Colloquy members gather for extended meetings four to eight times. This intensive format allows opportunities for group formation: in prayer and worship, at meal times, and "around the edges" of the official program.
Colloquy topics are picked one year in advance by the Board of Governors (see a list of colloquy topics below). The leader of the colloquy, in consultation with others, prepares a syllabus of readings in classical and contemporary Reformed theology as well as from other ancillary approaches and disciplines as necessary to address the announced theme. Colloquy members prepare for meetings by reading the syllabus and preparing short reflection papers. The chief purpose for these papers is not the preparation of flawless academic works, but to foster discussion. We believe the IRT's most important contribution to the church and academy is modeling sophisticated, thoughtful, and open theological conversation, and supporting the growth of such conversations in the congregations, governing bodies, and schools of the Reformed family of denominations.

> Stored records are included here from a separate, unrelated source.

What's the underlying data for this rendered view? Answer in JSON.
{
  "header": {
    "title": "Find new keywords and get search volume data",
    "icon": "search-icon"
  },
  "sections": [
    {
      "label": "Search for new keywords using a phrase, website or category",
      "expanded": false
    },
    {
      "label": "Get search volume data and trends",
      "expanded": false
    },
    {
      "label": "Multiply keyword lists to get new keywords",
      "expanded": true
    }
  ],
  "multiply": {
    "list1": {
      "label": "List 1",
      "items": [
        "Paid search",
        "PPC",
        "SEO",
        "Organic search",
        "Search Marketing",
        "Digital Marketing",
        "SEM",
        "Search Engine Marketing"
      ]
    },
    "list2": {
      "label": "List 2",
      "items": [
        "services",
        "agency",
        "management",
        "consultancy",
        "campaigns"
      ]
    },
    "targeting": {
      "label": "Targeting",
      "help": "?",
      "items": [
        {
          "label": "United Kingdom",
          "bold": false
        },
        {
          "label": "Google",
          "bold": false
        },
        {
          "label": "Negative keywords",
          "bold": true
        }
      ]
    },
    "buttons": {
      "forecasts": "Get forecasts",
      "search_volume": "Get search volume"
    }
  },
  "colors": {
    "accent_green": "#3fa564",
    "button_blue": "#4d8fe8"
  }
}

Each member of an IRT colloquy covenants to disseminate the results of his or her work in an appropriate way. For the scholars who participate, this may involve publishing articles or books related to the theme of the colloquy. For the students, a paper or research project in a class, or the development of a curriculum for adult Sunday school classes may be the best avenue of dissemination. A form of dissemination we value highly and strongly encourage and support is the formation of similar discussion groups in other locations. This is a particularly appropriate means of dissemination for pastors and educators, who, in forming local discussion groups, can do much to improve the quality of the theological conversation in their congregations and judicatories.